Besides The General, other musicians mingling at the Quad call him “mysterious,” “intriguing” and “the man who spews out short philosophical answers.” Clark, also spotted jamming in Old Sacramento and at local drum circles, says he’s a protective person and refuses to share his age for reasons that also remain unknown.
“I’m not 17 and not 21. I could be 12,” Clark says, often dressed in all black, his sharp eyes hiding behind tinted shades. It is not because his mind is lacking that he cannot hold normal conversations, Clark explains, but it is because his mind is present to such an intense and unequivocal extent.
“At times I don’t know where I am because I am only feeling the vibrations and seeing the frequencies come off the drum every time I hit it,” Clark says.
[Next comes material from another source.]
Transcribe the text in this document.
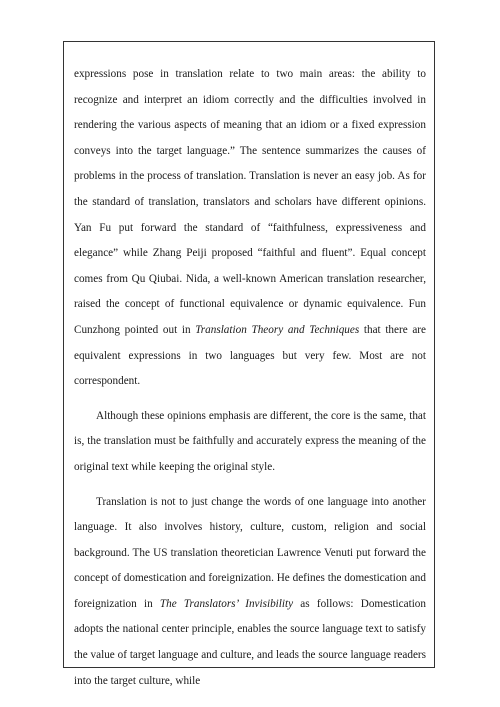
expressions pose in translation relate to two main areas: the ability to recognize and interpret an idiom correctly and the difficulties involved in rendering the various aspects of meaning that an idiom or a fixed expression conveys into the target language.” The sentence summarizes the causes of problems in the process of translation. Translation is never an easy job. As for the standard of translation, translators and scholars have different opinions. Yan Fu put forward the standard of “faithfulness, expressiveness and elegance” while Zhang Peiji proposed “faithful and fluent”. Equal concept comes from Qu Qiubai. Nida, a well-known American translation researcher, raised the concept of functional equivalence or dynamic equivalence. Fun Cunzhong pointed out in Translation Theory and Techniques that there are equivalent expressions in two languages but very few. Most are not correspondent.

Although these opinions emphasis are different, the core is the same, that is, the translation must be faithfully and accurately express the meaning of the original text while keeping the original style.

Translation is not to just change the words of one language into another language. It also involves history, culture, custom, religion and social background. The US translation theoretician Lawrence Venuti put forward the concept of domestication and foreignization. He defines the domestication and foreignization in The Translators’ Invisibility as follows: Domestication adopts the national center principle, enables the source language text to satisfy the value of target language and culture, and leads the source language readers into the target culture, while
As a soundtrack to their school days, students value the stress-relief that Clark inspires while playing malfuf, a rhythm popular in Middle-Eastern music.
“It’s an energy you want to be around,” says Jocelyn Montelongo, 20, a psychology major. “It’s always nice exiting a building to hear the music. I always end up sitting at the Quad and getting my homework done there.”
As students swarm the fountain, drafting essays, kicking a Hacky Sack to beladi beats, Clark says he ensures that it is only intelligence that surrounds him at all times.
“He sees religious beliefs as weaknesses to rip apart and exploit,” says his best friend Michael Watt, 25, a computer programming and electronic engineering major.
At least that was after Clark survived high school, or what he refers to as his Dark Ages, when he was bombarded by ignorance and identified as an indigo child.
“Now I do whatever I want because I know I am free, for freedom is skill-based and I have skill,” Clark says.
Much of that skill he owes to almost two years of being Watt’s apprentice. “De’ has an innate professive talent,” says Watt, a drummer of nine years. “He’s very at home with rhythms. He can work multiple dimensions simultaneously.”
Now before students, Clark and Watt battle, muscles contracting, palms flailing. Even the busiest student skateboarding late to class skids to a halt at the brutal scene. But it’s the brutality of a battle with drums, of course.
In a musical language exclusive to hand-drummers, they challenge each other to variant beats and crack non-verbal jokes against copper doumbeks.
“Everything is a chess battle or a mini war. I’m always at war with myself,” Clark says, lounging in his porch as night rain pours. “I’m moving forward into my future, never being pushed back or halted. I am a warrior. Great, now I sound like a scary guy,”
To all of us,” Montelongo says, “He is the calling.”